Anyway, i just find it funny, or rather stupid of me for quite a number of reasons. The person tt i tot was very close to me, didnt know the REAL me. And tts not their fault. I somehow created a certain kindaf image with watever i said. Of cos i didnt think much at those times when i used to say abt stuff. I have always said things abt girls, looking down at them at times and somehow picking out one or two ppl to point out to and comment abt them. But that was taken in a rather serious way on how i looked at girls it seems. N i m to be blamed for tt. Cos i forgot the fact tt i was telling all these kindaf things to a gal itself. N i didnt even realise it at that pt of time. I dunno, i was being termed orthodox. hahaha. Well i dunno how true tt is. I have always wanted my future girlfren to be someone who doesnt mind to club, is ok with drinking and so on for many other issues. If she has tried smoking, so be it. As long as she is really very open and is understanding, tt is wat i like. I am jus very open abt the way i see things. That is the real me. I wouldnt even mind cross culture marriages. On top of these, Never would i control a person on how they re. I tot i have always shown the impression tt i accept a person for who they re. My girlfren could be a bitch to another person's eyes, but of cos to me it mite be diff. And somehow, i like ppl for their flaws. Dun ask me why but that has been the case. I never really wanted someone who was so close to perfect and so nice. I would rather want someone who has a gd mix of bad and gd qualities. I wanna really see the bad in them. That is me.

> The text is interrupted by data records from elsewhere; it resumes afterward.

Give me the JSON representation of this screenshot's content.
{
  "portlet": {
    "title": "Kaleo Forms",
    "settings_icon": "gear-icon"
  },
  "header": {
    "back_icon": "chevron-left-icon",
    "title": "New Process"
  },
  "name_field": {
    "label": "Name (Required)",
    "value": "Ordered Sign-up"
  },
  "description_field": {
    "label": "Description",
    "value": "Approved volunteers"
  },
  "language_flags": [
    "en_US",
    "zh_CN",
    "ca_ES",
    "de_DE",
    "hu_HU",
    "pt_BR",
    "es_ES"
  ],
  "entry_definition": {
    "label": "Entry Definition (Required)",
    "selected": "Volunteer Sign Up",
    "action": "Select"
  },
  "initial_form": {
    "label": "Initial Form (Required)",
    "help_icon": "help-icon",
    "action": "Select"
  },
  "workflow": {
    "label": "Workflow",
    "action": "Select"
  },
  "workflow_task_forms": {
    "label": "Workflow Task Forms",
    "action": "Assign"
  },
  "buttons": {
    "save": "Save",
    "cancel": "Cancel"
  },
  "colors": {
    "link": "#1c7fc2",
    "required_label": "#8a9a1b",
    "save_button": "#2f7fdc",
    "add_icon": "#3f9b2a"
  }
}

But oh well, my own fren, who is so bladie close to me, didnt understand me tt well enuff. I guess no matter wat, a very close female fren of urs would never understand ya the way a male fren would understand ya if u were a guy and vice versa. In fact, sometimes when i am asked for an opinion, i somehow choose to say things that mite please the person asking it. So i answered to those qns in tt aspect last time when i was asked stuff abt girls. But guess tt worked entirely wrongly. I guess i never really spoke abt things the actual way i tot abt it. I just had to talk like how a typical guy would talk to a gal the first time she asks qns like tt. N i aswered the same way as how a typical guy would answer, with a lie!

Not tt i tot it was very important then, so these kindaf things tt i have said never stood in my mind at all. Until when my fren told me that i am orthodox cos this is the way i saw things and stuff like tt, i think i just got a bit shocked. Cos those were in fact just mere statements, nowhere near expressing my character. I never tot i would be based on purely the things that i say. But i cant fault anyone for tt. I cant have expected them to know me any other way, cos wat comes out from my mouth is from me and therefore the tendency to believe it is higher. Well be it, if i think anyone screwed me on this, i screwed myself.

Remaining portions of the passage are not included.